223 S.W. 239 | Tex. App. | 1920

This was a suit for damages instituted by appellant against the appellee, involving a shipment of cattle from Hockley, Tex., to Ft. Worth, Tex. Appellant pleaded that he was the owner of the cattle; that he delivered them to appellee in good condition, and with reasonable care they would have arrived at destination in good condition; that they did not arrive in good condition; that nine were crippled and five were dead; *240 and that he suffered damages in the sum of $344.33.

The following are two of the issues submitted to the jury:

Issue No. 1: "Were or were not the cattle of plaintiff at the time they were delivered to defendant railway company at Hockley, Tex., in such condition that they could have been transported to their destination without injury ?"

To this question the jury answered: "They were not."

Issue No. 2: "Was the injury and death of said cattle while being transported to Ft. Worth, Tex., caused or brought about by their weakened condition at the time they were delivered to the defendant railway company at Hockley ?"

The jury answered: "It was."

Judgment was rendered for the defendant. Plaintiff excepted and has duly prosecuted his appeal.

The evidence abundantly supports the answer of the jury to the first and second issues. The presumption of negligence arising against the carrier, when no one accompanies a shipment of cattle and they arrive at their destination in an injured condition, is rebutted by showing that the cattle were transported without negligence. Williams v. Railway Co.,63 Tex. Civ. App. 543, 135 S.W. 392; Railway v. Hunter,47 Tex. Civ. App. 190, 104 S.W. 1075; Railway v.
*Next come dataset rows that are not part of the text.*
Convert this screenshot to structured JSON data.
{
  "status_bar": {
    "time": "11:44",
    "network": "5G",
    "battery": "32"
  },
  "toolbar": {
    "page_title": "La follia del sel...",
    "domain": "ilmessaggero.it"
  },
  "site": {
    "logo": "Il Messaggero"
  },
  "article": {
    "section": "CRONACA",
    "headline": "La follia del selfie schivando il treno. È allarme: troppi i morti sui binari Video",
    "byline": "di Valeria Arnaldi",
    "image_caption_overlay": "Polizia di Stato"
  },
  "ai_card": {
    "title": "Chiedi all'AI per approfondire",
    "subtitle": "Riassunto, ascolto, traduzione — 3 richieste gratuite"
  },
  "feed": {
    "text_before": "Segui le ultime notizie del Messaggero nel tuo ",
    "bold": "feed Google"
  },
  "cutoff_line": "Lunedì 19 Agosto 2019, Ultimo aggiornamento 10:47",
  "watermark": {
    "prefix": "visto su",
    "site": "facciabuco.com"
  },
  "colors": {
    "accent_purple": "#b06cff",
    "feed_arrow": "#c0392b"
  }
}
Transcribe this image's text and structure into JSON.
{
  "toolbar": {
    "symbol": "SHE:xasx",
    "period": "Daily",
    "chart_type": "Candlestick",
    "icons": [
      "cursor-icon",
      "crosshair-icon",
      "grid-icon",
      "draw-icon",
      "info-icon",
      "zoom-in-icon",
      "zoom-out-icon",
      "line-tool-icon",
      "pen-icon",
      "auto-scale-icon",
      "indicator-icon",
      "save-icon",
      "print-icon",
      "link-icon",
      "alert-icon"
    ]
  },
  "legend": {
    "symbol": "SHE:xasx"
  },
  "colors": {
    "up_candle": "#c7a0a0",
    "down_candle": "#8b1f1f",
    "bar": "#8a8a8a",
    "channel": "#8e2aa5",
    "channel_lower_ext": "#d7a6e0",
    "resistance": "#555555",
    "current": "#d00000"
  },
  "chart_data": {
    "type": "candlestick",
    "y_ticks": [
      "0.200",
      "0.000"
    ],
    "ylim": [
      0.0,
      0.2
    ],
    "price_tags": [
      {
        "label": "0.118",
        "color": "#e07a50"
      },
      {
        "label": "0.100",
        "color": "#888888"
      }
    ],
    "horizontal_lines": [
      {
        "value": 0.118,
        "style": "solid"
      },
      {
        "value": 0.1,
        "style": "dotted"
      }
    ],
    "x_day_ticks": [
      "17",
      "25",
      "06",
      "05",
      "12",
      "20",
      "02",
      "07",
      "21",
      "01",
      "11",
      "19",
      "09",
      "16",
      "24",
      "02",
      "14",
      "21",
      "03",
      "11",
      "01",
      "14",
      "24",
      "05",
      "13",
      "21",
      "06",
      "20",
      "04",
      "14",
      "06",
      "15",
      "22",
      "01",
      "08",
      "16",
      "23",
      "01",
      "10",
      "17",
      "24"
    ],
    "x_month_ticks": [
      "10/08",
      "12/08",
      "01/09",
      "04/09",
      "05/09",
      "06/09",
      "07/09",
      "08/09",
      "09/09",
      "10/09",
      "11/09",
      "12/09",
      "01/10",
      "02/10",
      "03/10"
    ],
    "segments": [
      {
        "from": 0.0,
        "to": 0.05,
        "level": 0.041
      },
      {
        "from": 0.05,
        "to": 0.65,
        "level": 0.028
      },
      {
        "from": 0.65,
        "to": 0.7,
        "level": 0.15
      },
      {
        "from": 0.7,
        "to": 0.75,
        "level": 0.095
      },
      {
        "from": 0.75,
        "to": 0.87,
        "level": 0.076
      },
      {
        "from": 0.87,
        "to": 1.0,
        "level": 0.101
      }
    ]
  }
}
Berry, 170 S.W. 127.

No delay was shown in handling the cattle, and the effect of the testimony of the train operatives was that this shipment was handled with due care. No issue was requested by appellant asking the jury to determine whether the defendants were guilty of negligence in handling this shipment. In the absence of such a request, by rendering judgment for the defendant, we must assume that the court, on the evidence before it, found that the defendants were not guilty of negligence. R.S. 1911, art. 1985. A common carrier is not an insurer of live stock. If the stock be in bad condition when received, no liability attaches if the shipment is handled without negligence. Railway Co. v. Berry, 170 S.W. 125.

Appellant pleaded that the cattle were delivered in good condition. The evidence raised an issue of fact on this issue; hence the court did not err in charging that it was "incumbent upon plaintiff to show that said cattle were delivered to the carrier in a sound condition." Defendant's general denial put in issue all the material allegations in plaintiff's petition and cast upon plaintiff the burden of proving his case as alleged. Railway Co. v. Kerr, 184 S.W. 1059.
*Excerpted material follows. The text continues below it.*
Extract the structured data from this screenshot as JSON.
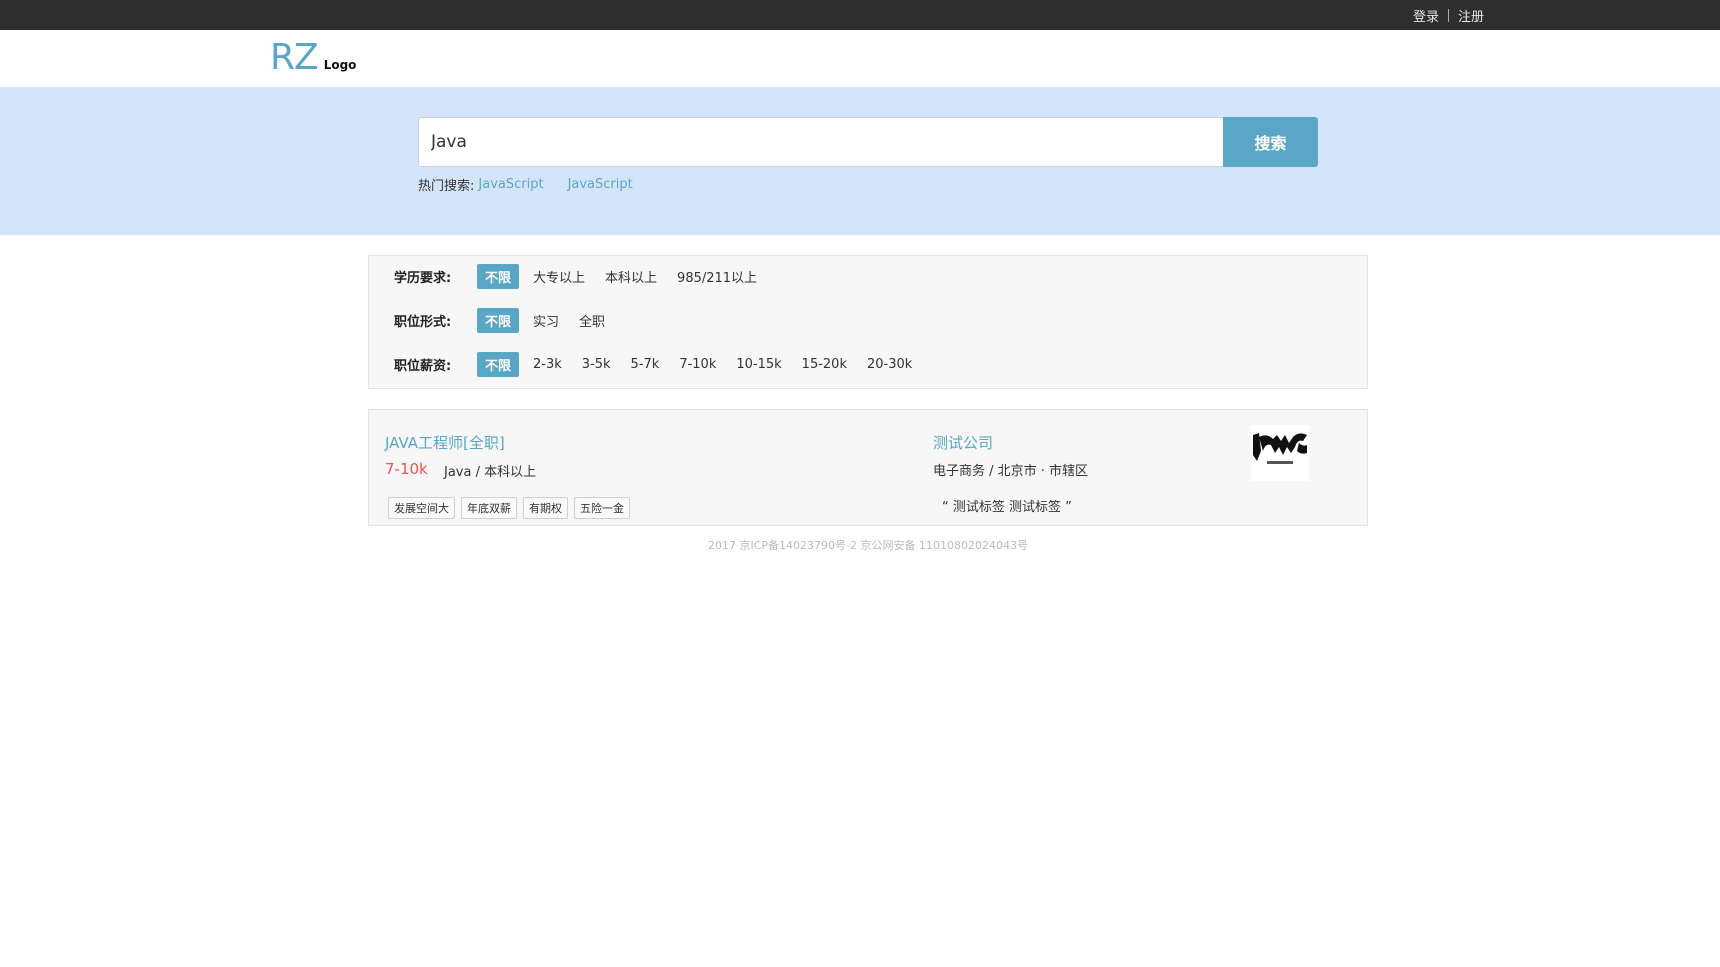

Had the cattle been in good condition when received by defendant at Hockley, the burden would have rested on the defendant to show that the damage suffered by plaintiff was caused by the inherent vice and defect of said cattle, and the court should have so charged, as requested by him. Railway Co. v. Greathouse, 82 Tex. 111, 17 S.W. 834; Railway Co. v. Brosius, 47 Tex. Civ. App. 647, 105 S.W. 1131.

On the facts of this case, such a charge was not required. It would have deprived defendant of the defense that the damage to the cattle was caused by the weakened condition of same at the time they were loaded on the cars at Hockley. As we have already said, when the evidence shows that live stock is not in shipping condition when received, and when the defendant absolves itself from the charge of negligence in handling the shipment, no liability attaches.

Appellant has presented this case to us on six assignments of error. We have not discussed them in the order presented, but we believe we have disposed of all the propositions advanced by him.

Finding no error in this record, this case is in all things affirmed.